Grundlage sind § 21 BAföG, § 22 BAföG, § 24 BAföG. Ausgangspunkt für die Einkommensberechnung ist grundsätzlich die Summe der positiven Einkünfte im Sinne des § 2 Abs. 1 und 2 des Einkommensteuergesetzes.
Wir haben uns parallel auch im zuständigen Ministerium noch einmal für Sie schlau gemacht, um auch die Gründe für diese Regelung zu erfahren. Derzeit warten wir auf Antwort. Wir danken für Ihr Verständnis, dass es aufgrund der Urlaubszeit zu einer Verzögerung in der Beantwortung unserer Anfrage gekommen ist. In den nächsten Tagen melden wir uns auf diesem Wege noch einmal mit einer weiterführenden Erläuterung zurück.
Mit freundlichen Grüßen
Christian Haase MdB
Sehr geehrter Herr S.,
wie versprochen, melde ich mich noch einmal mit einer tiefergehenden Begründung für die Berechnungsregelung im BAföG ein. Das Bundesministerium für Bildung und Forschung hat uns folgende Erklärung für Ihre Fragestellung zukommen lassen:
Das Recht der Einkommensteuerveranlagung und das der Ausbildungsförderung haben je unterschiedliche Grundlagen und Zielsetzungen. Der BAföG-Gesetzgeber hat vorrangig vor dem Hintergrund der Vereinfachung der Berechnung der Ausbildungsförderung einen eigenen Einkommensbegriff für das Recht der Ausbildungsförderung geschaffen, der sich zwar weitgehend, aber nicht vollständig mit dem Steuerrecht deckt.

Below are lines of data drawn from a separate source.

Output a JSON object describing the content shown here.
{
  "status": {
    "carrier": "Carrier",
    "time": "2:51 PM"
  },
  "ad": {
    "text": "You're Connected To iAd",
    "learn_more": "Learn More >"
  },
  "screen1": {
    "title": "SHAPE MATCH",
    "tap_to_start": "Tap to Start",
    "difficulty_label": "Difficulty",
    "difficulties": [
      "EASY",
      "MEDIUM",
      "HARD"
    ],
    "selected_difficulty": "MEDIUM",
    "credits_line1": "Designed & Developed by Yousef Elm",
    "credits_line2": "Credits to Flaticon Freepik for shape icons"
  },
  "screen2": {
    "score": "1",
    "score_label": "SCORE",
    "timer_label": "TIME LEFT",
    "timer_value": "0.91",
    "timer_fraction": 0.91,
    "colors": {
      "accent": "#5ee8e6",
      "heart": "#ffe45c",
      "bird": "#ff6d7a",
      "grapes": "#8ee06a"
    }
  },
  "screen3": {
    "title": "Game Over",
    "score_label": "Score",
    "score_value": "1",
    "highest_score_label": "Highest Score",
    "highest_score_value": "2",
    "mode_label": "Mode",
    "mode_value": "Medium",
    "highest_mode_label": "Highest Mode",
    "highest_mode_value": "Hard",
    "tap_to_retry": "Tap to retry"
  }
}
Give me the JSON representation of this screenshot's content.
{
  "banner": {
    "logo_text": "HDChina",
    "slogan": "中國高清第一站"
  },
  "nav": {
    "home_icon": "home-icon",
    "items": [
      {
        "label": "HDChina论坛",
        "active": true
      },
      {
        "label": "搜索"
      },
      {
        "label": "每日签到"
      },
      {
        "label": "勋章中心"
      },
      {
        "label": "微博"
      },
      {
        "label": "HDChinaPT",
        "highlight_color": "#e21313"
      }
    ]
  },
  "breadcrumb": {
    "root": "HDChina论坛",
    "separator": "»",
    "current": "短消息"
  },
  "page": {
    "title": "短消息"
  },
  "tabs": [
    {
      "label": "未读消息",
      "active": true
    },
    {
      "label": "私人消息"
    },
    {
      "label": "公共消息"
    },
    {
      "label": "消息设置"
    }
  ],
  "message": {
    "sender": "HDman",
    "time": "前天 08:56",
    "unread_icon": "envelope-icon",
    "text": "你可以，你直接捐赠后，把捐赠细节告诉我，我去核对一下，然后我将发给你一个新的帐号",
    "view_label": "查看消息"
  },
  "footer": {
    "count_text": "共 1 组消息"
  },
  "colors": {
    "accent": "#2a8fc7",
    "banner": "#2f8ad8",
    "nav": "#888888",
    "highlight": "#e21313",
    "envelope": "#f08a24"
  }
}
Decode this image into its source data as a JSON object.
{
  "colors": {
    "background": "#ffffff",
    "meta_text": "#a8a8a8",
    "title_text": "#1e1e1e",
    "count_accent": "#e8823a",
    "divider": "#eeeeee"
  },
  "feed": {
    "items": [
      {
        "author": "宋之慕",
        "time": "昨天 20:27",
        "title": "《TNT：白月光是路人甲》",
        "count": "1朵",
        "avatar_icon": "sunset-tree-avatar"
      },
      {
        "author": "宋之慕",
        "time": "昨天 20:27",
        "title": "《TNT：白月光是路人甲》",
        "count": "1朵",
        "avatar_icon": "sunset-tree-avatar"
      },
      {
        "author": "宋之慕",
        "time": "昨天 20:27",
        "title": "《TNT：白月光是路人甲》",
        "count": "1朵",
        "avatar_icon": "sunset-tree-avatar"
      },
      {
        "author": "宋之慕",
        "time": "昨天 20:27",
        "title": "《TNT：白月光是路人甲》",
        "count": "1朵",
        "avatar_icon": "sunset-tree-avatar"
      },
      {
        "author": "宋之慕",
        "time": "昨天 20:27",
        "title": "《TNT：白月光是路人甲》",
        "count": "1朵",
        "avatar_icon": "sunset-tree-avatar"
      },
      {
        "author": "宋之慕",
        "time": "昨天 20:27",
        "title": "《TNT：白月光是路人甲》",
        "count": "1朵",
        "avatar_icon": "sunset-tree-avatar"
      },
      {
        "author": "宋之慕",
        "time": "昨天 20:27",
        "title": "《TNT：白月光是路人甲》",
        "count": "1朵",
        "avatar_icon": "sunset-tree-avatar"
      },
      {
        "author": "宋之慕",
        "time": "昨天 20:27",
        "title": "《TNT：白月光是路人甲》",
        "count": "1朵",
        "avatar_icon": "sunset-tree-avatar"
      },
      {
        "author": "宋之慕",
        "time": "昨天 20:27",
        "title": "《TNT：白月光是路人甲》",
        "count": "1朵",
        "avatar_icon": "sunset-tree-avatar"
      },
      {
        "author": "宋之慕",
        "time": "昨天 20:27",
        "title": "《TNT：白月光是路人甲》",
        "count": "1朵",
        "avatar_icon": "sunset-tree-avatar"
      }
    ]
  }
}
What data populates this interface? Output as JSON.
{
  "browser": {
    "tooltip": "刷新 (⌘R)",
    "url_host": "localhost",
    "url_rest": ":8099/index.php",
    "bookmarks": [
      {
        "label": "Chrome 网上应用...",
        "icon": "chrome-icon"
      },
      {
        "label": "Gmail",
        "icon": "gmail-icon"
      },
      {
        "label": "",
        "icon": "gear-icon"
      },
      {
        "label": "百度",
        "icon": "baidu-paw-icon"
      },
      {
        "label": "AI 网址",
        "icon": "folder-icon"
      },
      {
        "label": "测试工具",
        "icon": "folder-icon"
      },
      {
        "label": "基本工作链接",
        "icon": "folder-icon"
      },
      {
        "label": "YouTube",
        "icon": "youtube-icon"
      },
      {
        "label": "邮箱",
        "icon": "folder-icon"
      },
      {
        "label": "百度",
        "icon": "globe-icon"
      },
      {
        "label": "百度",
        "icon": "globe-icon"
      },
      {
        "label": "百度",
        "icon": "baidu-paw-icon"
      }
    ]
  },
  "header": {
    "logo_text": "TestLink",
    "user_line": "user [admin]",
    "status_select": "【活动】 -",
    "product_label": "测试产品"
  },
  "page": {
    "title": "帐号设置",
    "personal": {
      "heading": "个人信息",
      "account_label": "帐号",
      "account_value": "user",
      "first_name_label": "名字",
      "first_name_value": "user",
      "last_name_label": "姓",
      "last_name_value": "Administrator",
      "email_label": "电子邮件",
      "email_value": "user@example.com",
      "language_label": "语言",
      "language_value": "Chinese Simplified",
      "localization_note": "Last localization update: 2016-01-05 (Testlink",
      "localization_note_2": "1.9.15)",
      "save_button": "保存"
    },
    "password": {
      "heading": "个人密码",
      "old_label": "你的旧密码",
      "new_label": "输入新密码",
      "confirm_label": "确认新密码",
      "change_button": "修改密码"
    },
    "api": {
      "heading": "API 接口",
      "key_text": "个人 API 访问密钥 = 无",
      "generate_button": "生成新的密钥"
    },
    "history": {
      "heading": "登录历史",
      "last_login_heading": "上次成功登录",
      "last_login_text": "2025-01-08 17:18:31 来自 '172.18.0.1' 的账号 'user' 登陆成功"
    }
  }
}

Von den nach § 21 Abs. 1 Satz 1 BAföG gezielt in Bezug genommenen monatlichen positiven Einkünften aus allen Einkunftsarten i. S. d. § 2 Abs. 1 und 2 EStG (also jeweils ggf. nach Abzug von Werbungskosten) werden für die Ermittlung des nach BAföG anrechenbaren Einkommens noch die Einkommen- und Kirchensteuer sowie der Solidaritätszuschlag abgezogen, die auf den monatlichen Einkommensbetrag entfallen; hinzu kommt der Abzug einer Pauschale für die notwendige soziale Sicherung des Einkommensbeziehers wie Kranken-, Pflege- und Rentenversicherungsbeiträge. Damit verfügt das Bundesausbildungsförderungsgesetz über ein sachgerechtes eigenes System der Einkommensanrechnung, das den wirtschaftlichen und rechtlichen Verpflichtungen des Einkommensbeziehers angemessen Rechnung trägt. Zugleich bewahrt sich der BAföG-Gesetzgeber so auch gesetzgeberischen Handlungsspielraum, der es ihm ermöglicht, selbst zu entscheiden, welche Steuerminderungstatbestände er auch ausbildungsförderungspolitisch bei der Gewährung der Sozialleistung BAföG für berücksichtigungswürdig hält oder nicht.
Die Vorschrift des § 21 Abs. 1 Satz 2 BAföG, die typisierend und generalisierend einen Ausgleich mit Verlusten aus anderen Einkunftsarten und mit Verlusten des zusammenveranlagten Ehegatten nicht zulässt (im Umkehrschluss ist der Verlustausgleich innerhalb derselben Einkunftsart eines Ehepartners also durchaus zulässig!), soll konkret verhindern, dass sich steuerrechtliche Subventionierungen zu weitgehend auch im Rahmen der Ausbildungsförderung begünstigend auswirken und so unerwünschte „Mitnahmeeffekte“ entstehen, die das für das BAföG als Sozialleistung zentrale Subsidiaritätsprinzip mittelbar konterkarieren würden. Diese Grundentscheidung zur Sicherung der Subsidiarität des BAföG ist auch verfassungskonform, wie das BVerfG ausdrücklich bestätigt hat (Beschl. vom 15.09.1986 – 1 BVR 363/86). Eltern, deren Kinder noch eine Ausbildung vor sich haben, bzw. die sogar schon in der Ausbildung stehen, sind gehalten, ihre beruflichen und wirtschaftlichen Aktivitäten so auszurichten, dass sie auch die Unterhaltsleistungen aus ihren positiven Einkünften erbringen können. Sie müssen, wenn sie steuerliche Vergünstigungen geltend machen, die etwaigen förderungsrechtlichen Auswirkungen in ihre Erwägungen einbeziehen.
Ich hoffe, dass diese Ausführungen ihre Frage beantworten. Sollten Sie Rückfragen haben, zögern Sie bitte nicht mich noch einmal zu kontaktieren.